Und als dann im Jahr 2012 auch noch Joachim Gauck Bundespräsident wird, tönt es im Himmel: „Das ist ja eine Personalsituation, da hätte man zu meiner Zeit noch den Verteidigungsfall ausgerufen.“

- FJS über den Steuersünder Uli Hoeneß: „Er hat Großes geleistet, der Uli Hoeneß, heißt es. Ja sicher. Natürlich hat er Großes geleistet. Aber halt für seine eigenen Firmen. Eine für Bratwürste und eine für Fußballhanswursten.“

- Frei von Zukunftsangst ist selbst der verblichene FJS nicht, siehe Kommentar zum Ötzi-Fund 1991: „Und dann der Name: Ötzi.
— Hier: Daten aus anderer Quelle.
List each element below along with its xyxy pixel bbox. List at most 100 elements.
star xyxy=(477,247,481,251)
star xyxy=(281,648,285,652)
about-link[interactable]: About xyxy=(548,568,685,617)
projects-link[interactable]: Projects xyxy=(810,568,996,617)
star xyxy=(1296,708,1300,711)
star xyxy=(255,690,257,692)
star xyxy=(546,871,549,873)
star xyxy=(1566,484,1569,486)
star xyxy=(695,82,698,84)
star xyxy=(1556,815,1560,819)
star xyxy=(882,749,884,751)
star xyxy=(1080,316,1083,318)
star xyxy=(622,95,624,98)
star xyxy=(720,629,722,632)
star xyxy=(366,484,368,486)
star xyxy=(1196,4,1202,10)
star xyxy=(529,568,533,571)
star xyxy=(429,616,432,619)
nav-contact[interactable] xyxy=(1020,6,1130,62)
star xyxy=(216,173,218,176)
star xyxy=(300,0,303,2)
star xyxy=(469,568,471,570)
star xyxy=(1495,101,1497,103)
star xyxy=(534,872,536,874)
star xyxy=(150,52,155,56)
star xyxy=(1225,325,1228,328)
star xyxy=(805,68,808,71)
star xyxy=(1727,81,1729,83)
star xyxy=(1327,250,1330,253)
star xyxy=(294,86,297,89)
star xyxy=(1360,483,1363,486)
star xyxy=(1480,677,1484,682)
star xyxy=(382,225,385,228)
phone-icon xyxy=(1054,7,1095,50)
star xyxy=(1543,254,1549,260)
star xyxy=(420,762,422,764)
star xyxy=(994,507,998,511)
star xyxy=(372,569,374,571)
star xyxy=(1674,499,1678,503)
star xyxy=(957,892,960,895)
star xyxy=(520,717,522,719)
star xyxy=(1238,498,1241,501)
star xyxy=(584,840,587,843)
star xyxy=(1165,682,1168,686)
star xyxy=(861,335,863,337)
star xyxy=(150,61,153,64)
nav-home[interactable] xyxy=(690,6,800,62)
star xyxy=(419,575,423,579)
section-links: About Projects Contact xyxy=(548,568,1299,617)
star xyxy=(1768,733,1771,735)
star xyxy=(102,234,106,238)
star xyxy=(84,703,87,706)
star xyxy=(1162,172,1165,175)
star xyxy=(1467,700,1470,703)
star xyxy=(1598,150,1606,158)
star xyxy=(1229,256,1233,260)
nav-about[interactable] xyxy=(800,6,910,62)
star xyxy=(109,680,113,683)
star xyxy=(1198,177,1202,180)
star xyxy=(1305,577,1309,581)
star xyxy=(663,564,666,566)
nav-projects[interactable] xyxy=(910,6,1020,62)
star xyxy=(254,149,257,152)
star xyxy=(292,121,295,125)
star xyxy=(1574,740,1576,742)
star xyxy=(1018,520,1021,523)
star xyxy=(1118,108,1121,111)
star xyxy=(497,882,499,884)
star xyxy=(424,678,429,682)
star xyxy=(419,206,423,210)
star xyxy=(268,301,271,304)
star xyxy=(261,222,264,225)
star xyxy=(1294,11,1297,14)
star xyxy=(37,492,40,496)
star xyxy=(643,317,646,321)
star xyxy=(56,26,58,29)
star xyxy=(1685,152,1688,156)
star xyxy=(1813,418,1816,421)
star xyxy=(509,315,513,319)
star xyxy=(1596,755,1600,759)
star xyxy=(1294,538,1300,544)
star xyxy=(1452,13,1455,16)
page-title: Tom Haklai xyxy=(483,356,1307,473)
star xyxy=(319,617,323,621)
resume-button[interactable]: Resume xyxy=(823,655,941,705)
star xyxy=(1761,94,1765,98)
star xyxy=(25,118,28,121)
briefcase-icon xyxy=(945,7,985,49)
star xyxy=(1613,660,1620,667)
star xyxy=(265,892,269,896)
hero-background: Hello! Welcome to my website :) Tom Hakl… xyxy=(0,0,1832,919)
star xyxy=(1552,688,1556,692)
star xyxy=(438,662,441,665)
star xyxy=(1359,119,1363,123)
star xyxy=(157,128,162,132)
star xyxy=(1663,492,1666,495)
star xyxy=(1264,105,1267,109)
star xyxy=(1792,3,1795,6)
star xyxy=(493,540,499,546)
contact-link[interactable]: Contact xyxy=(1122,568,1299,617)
Was für eine Respektlosigkeit! Vielleicht war er der Ministerpräsident vom Ötztal, und keiner von den Trotteln weiß das heute noch. Wenn’s mich in 5000 Jahren in meiner Gruft entdecken, kann vielleicht auch keiner mehr sagen, wer ich zu Lebzeiten war, und dann nennen sie mich am Ende Rotti, bloß weil sie mich in Rott am Inn gefunden haben.“

Franz Josef Strauß, Mein Tagebuch von 1988 bis heute, Autoren: Helmut Schleich und Thomas Merk; Droemer-Verlag, 14,99 Euro.